For your function this is
$$\begin{align*}
\lim_{h\to 0}\frac{\frac{x+h}{(x+h)+2}-\frac{x}{x+2}}h&=\lim_{x\to 0}\left(\frac1h\left(\frac{x+h}{(x+h)+2}-\frac{x}{x+2}\right)\right)\\
&=\lim_{h\to 0}\left(\frac1h\cdot\frac{(x+2)(x+h)-x(x+2+h)}{(x+2)(x+2+h)}\right)\\
&=\lim_{h\to 0}\frac{x^2+2x+hx+2h-x^2-2x-hx}{h(x+2)(x+2+h)}\\
&=\lim_{h\to 0}\frac{2h}{h(x+2)(x+2+h)}\\
&=\lim_{h\to 0}\frac2{(x+2)(x+2+h)}\;,
\end{align*}$$
where I’ve simply put the original numerator $f(x+h)-f(x)$ over a common denominator and simplified.

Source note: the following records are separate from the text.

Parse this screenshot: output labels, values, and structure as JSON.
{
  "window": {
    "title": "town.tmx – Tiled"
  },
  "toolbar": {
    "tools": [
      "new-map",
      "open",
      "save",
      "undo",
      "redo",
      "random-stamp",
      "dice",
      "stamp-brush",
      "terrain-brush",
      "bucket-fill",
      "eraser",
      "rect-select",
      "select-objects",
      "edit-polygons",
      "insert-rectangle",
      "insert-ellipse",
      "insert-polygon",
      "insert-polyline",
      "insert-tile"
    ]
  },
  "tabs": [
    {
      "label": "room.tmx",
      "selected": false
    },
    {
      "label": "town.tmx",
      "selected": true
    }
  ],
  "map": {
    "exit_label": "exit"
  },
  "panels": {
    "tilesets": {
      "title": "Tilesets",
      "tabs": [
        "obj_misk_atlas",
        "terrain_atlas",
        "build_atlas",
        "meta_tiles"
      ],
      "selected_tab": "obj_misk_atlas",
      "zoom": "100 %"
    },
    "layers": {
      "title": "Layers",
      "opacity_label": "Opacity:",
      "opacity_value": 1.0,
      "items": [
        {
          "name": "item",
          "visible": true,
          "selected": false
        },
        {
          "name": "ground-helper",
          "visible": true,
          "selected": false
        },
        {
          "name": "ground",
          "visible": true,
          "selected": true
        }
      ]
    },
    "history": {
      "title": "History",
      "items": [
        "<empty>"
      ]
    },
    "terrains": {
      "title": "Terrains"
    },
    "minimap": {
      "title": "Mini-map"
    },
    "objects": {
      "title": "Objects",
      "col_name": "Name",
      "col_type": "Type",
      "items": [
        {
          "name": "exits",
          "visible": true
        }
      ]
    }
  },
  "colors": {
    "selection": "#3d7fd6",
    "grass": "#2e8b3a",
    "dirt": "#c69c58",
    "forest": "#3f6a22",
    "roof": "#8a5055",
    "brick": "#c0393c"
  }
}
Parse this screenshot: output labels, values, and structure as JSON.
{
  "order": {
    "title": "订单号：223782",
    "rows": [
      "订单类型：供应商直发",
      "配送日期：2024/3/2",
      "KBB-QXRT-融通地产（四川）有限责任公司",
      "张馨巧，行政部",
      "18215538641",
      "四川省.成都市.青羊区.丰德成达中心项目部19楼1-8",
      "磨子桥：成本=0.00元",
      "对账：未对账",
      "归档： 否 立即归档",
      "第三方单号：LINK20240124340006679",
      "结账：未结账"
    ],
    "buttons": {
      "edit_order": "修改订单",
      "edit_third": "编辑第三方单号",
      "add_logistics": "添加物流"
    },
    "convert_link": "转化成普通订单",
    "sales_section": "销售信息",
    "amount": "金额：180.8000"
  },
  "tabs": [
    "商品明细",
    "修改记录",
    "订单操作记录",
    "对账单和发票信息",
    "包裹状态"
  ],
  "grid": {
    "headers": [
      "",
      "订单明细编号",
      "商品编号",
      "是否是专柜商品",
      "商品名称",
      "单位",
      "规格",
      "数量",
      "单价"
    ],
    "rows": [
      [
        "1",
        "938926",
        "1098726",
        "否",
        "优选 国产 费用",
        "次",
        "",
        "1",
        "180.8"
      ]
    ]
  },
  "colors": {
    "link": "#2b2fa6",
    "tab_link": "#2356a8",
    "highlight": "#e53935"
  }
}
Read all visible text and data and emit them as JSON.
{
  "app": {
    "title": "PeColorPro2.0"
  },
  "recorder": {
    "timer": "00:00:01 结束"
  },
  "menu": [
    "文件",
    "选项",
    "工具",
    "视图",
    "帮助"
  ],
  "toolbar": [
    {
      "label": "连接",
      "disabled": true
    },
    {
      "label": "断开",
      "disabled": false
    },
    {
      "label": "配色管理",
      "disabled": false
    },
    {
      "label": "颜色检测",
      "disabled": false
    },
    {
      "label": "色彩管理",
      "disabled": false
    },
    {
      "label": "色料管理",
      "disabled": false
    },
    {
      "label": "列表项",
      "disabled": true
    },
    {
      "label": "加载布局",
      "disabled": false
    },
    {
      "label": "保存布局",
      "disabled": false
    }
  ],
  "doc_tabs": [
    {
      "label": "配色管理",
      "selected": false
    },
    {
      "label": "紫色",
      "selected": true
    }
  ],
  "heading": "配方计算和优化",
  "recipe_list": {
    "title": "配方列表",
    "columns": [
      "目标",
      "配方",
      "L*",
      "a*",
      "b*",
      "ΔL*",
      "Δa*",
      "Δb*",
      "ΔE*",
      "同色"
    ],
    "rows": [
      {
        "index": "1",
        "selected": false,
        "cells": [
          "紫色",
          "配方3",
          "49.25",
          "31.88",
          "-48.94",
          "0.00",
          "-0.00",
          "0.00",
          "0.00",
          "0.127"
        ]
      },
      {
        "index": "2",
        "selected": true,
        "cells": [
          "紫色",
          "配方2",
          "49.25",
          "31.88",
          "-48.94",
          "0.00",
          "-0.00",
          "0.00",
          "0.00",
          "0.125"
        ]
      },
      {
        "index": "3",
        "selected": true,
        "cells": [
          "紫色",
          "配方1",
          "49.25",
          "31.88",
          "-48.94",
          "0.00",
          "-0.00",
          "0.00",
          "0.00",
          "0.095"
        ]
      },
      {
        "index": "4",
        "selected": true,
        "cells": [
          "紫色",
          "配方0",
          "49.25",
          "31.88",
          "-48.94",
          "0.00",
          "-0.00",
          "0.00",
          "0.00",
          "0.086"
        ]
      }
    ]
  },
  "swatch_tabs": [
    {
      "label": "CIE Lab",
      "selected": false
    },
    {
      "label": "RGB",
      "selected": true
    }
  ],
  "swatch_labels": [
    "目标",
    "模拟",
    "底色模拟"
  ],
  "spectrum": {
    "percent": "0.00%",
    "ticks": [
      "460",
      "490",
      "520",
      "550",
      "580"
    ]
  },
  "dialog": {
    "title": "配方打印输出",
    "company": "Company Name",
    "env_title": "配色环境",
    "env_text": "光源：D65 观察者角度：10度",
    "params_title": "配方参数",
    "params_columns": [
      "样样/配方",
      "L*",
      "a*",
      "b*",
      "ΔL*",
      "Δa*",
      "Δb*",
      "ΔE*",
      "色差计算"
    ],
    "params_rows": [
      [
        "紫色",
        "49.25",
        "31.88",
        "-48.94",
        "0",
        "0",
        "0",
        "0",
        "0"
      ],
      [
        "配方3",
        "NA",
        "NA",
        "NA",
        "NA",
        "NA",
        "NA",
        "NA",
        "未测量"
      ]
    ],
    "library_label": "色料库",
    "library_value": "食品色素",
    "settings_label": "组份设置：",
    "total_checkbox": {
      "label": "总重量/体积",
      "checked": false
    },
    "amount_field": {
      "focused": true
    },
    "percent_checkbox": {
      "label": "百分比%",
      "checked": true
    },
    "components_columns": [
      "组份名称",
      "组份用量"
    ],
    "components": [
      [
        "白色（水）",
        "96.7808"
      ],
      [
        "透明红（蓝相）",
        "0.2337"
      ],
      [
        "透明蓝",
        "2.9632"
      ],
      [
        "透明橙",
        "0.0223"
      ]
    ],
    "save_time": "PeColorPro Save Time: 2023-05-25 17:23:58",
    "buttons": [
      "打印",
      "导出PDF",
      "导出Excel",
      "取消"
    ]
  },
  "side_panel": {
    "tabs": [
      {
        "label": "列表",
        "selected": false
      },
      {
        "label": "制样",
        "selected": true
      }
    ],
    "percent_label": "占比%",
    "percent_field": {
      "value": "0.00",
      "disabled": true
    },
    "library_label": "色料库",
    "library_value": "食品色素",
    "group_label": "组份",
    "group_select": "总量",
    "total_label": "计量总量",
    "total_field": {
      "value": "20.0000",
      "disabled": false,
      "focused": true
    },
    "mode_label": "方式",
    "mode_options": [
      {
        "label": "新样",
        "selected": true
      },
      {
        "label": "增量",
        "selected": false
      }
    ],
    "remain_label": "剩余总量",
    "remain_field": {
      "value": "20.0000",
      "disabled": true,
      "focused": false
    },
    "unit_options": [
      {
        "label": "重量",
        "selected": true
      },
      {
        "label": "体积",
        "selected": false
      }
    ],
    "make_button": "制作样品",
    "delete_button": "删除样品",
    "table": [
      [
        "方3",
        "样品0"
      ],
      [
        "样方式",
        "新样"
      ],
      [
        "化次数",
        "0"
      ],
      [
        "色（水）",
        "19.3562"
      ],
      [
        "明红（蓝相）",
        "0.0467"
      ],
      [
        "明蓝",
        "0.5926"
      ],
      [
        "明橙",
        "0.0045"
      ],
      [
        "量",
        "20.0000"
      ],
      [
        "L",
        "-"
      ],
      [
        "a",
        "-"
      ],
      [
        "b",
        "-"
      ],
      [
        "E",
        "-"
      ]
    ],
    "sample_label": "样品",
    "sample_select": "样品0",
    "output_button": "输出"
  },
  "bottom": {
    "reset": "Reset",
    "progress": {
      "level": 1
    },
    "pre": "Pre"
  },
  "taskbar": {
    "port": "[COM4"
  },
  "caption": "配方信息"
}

At this point we’ve managed to get rid of the factor of $h$ in the denominator, so we can take the limit: as $h\to 0$, the numerator just sits there at $2$, and the denominator approaches $(x+2)(x+2)$, or $(x+2)^2$. Thus,
$$f\,'(x)=\lim_{x\to 0}\frac2{(x+2)(x+2+h)}=\frac2{(x+2)^2}\;.$$
Added: By the way, if your algebra is good enough, you can notice that $$\frac{x}{x+2}=\frac{(x+2)-2}{x+2}=1-\frac2{x+2}\;.$$ Then 
$$\begin{align*}
f(x+h)-f(x)&=\left(1-\frac2{(x+h)+2}\right)-\left(1-\frac2{x+2}\right)\\
&=\frac2{x+2}-\frac2{x+2+h}\\
&=\frac{2\big(x+2+h-(x+2)\big)}{(x+2)(x+2+h)}\\
&=\frac{2h}{(x+2)(x+2+h)}\;,
\end{align*}$$
and you reach the point of being able to take the limit a bit more easily.